And with this the hard-featured old boat builder—who had made his money literally by the sweat of his brow—turned once more to his task of figuring out the blue prints of a racing sloop.

Sam saw that it was no use to argue further with his father, and left the shop with no very pleasant expression on his countenance.

"I'll have to see if I can't borrow it somewhere," he mused. "If only I was on better terms with Rob Blake, I could get it from him, I guess. His father is a banker and he must have plenty. I wonder—I wonder if Mr. Blake himself wouldn't lend it to me. I could give him a note for it, and in three months' time I'd be sure to be able to take it up."

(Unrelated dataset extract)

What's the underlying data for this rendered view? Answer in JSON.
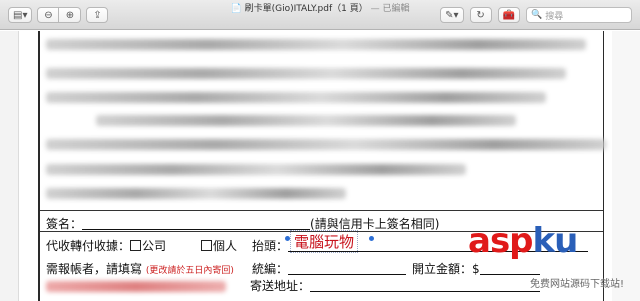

With this end in view, the lad started for the Hampton Bank. It required some courage for a youth of his disposition to make up his mind to beard the lion in his den—or, in other words, to approach Mr. Blake in his office. For Sam, while bold enough when his two hulking cronies were about, had no real backbone of his own.

After making two or three turns in front of the bank, he finally screwed his courage to the sticking point, and timidly asked an attendant if he could see the banker.

"I think so. I'll see," was the reply.

In a few seconds the man reappeared, and said that Mr. Blake could spare a few minutes. Hat in hand, Sam entered the ground-glass door which bore on it in imposing gilt letters the word "President."

The interview was brief, and to Sam most unsatisfactory. The banker pointed out to him that he was a minor, and as such that his note would be no good; and also that, without the permission of his father, he would not think of lending the youth such a sum. Much crestfallen, Sam shuffled his way out toward the main door of the bank, when suddenly a voice he recognized caused him to look up.

"A hundred and twenty-five dollars. That's right, all shipshape and above board!"

It was the old captain of Topsail Island, counting over in his gnarled paw one hundred and twenty-five dollars in crisp bills which he had just received from the paying teller.